Off the Beaten Track into the Savannah: The Mike Campbell (Pvt) Ltd v The Republic of Zimbabwe Ruling Imperils SADC Investment Law

Authors Tawanda Hondora

ISSN: 2026-8556
Affiliations: None
Source: SADC Law Journal, The, 2013, p. 23 – 58


This article considers the investment law implications of the celebrated case of Mike Campbell (Pvt) Ltd and 78 Others v The Republic of Zimbabwe. In its decision, the Southern African Development Community (SADC) Tribunal declared that the 79 applicants, among which were 28 private limited companies and their shareholders: (i) had been subjected to unlawful race discrimination; (ii) had been unlawfully denied access to the courts of Zimbabwe; and (iii) were entitled to be paid ‘fair compensation’ for farms expropriated by the respondent State.
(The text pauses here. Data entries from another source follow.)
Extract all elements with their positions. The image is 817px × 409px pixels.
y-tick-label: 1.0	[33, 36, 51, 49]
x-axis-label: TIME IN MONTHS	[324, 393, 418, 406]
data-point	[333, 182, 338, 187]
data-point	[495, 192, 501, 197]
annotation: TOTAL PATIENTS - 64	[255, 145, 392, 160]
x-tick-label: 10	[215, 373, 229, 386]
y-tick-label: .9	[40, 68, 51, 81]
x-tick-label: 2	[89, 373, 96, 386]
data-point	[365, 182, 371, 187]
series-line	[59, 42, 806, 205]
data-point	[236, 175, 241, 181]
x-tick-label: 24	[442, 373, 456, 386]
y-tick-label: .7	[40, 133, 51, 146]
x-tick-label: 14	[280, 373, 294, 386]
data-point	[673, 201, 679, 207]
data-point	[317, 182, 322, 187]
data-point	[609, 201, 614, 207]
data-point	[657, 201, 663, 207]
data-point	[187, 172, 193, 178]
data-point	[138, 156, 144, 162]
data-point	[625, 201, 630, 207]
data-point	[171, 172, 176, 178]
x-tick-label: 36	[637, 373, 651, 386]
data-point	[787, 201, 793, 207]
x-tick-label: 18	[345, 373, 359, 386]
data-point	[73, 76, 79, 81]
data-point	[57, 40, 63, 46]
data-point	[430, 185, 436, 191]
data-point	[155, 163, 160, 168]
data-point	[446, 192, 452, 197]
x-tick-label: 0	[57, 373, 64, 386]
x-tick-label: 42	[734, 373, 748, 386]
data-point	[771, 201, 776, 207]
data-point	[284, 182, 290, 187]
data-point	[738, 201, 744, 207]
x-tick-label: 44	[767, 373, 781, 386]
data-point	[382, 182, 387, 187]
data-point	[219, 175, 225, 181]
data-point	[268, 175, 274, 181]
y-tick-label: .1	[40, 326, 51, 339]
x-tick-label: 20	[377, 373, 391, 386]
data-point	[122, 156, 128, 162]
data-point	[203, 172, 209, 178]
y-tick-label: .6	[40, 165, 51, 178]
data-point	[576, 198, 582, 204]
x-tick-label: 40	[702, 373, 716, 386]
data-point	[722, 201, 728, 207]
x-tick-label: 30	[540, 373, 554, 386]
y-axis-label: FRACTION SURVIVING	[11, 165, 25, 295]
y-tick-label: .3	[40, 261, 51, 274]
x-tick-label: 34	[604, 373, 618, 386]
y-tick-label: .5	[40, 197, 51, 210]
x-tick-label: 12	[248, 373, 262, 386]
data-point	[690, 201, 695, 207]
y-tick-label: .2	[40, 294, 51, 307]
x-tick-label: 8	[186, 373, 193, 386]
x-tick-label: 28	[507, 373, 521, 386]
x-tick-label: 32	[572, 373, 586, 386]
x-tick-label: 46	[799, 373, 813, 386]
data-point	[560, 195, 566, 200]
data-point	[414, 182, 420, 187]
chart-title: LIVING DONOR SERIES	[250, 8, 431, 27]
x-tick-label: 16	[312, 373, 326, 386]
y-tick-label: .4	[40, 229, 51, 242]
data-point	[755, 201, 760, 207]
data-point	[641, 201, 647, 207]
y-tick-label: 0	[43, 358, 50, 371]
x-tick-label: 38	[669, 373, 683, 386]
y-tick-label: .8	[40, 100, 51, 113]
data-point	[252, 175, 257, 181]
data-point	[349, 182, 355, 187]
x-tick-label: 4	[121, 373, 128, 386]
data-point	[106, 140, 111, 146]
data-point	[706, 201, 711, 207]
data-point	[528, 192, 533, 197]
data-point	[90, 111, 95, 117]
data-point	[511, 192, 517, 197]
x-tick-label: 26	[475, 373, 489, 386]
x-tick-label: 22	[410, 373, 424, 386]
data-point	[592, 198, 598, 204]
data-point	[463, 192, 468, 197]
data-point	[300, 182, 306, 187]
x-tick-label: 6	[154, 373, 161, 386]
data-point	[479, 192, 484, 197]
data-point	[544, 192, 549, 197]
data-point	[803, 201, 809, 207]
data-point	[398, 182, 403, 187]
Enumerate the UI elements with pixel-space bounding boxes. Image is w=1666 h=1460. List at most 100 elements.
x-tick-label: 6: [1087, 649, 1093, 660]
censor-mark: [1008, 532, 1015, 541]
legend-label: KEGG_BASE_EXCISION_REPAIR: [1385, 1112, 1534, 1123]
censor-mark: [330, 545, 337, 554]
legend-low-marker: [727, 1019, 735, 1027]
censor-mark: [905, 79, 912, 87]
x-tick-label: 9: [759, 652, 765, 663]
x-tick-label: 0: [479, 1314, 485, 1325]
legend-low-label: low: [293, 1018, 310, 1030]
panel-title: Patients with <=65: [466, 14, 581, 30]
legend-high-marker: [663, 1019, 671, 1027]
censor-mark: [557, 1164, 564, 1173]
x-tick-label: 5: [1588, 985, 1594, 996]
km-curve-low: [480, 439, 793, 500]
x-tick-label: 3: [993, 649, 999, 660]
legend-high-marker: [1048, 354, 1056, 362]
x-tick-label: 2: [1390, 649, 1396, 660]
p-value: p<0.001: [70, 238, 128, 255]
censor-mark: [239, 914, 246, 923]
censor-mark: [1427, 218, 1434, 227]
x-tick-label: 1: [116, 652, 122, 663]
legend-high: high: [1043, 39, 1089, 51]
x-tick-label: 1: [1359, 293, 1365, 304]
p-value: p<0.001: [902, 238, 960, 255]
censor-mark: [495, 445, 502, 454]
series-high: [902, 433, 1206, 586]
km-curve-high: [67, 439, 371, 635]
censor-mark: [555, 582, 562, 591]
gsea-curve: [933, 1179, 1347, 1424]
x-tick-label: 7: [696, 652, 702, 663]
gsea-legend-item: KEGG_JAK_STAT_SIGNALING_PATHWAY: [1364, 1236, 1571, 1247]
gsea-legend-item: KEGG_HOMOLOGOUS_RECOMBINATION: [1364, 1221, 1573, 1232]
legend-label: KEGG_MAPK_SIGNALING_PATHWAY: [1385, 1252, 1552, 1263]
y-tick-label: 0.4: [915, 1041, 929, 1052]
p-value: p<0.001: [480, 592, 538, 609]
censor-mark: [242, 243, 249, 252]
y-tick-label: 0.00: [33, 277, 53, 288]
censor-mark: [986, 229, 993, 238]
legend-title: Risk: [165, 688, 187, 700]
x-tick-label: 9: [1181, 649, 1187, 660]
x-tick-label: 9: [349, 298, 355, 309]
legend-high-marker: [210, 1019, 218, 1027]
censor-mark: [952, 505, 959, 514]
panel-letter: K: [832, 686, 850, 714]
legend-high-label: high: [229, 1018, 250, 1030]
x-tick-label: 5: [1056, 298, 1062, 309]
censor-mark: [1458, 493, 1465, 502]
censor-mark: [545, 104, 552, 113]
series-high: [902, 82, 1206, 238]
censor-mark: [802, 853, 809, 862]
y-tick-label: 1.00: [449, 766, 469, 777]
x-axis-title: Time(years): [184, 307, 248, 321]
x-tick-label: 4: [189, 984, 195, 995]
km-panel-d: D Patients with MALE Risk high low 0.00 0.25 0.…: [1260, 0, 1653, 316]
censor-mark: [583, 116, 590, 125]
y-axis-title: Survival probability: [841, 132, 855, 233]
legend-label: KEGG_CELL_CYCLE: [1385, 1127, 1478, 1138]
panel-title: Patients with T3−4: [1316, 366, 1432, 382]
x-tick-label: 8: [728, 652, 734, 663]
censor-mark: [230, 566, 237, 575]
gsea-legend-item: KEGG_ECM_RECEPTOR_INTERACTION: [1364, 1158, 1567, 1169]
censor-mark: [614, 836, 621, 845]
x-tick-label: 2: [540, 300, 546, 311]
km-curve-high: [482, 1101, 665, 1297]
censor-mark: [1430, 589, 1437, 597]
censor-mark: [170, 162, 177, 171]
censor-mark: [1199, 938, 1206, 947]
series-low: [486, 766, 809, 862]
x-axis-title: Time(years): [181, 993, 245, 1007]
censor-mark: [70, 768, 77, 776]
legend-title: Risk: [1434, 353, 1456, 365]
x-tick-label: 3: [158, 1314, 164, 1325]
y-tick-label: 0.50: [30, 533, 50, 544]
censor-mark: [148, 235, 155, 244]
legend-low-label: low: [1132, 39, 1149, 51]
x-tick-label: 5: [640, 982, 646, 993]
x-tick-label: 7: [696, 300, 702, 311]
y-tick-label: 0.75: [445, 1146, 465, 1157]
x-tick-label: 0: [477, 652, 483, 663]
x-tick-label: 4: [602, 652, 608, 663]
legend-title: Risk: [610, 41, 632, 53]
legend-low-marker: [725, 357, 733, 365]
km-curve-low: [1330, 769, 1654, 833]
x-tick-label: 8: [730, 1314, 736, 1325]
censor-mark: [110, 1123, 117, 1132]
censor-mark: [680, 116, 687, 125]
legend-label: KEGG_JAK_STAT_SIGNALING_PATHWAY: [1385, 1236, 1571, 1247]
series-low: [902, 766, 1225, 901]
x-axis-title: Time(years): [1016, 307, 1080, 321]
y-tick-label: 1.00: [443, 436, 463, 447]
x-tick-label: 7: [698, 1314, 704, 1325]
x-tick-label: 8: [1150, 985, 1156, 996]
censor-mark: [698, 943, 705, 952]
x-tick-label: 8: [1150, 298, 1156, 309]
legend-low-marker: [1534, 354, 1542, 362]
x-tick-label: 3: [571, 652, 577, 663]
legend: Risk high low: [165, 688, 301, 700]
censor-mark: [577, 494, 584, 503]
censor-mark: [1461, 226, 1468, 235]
This article argues that the Campbell case was wrongly decided. Contrary to the Tribunal’s decision under international law: (a) a company — such as Mike Campbell (Pvt) Ltd — cannot assert a race discrimination claim; (b) a shareholder in a company — such as William Michael Campbell — does not have a cause of action or jus standi against a State in a claim seeking compensation for property expropriated from the company, except where the company has been wound up, the direct rights of the shareholder — qua shareholder — have been breached, or a specific and enabling investment treaty applies to the dispute; and (c) a State is not required to pay ‘fair compensation’ or ‘prompt, adequate and effective compensation’ to its national from whom it has expropriated property. Although decided using international human rights law principles, the Campbell ruling is relevant to, and will imperil, SADC investment law, if it is treated as persuasive authority.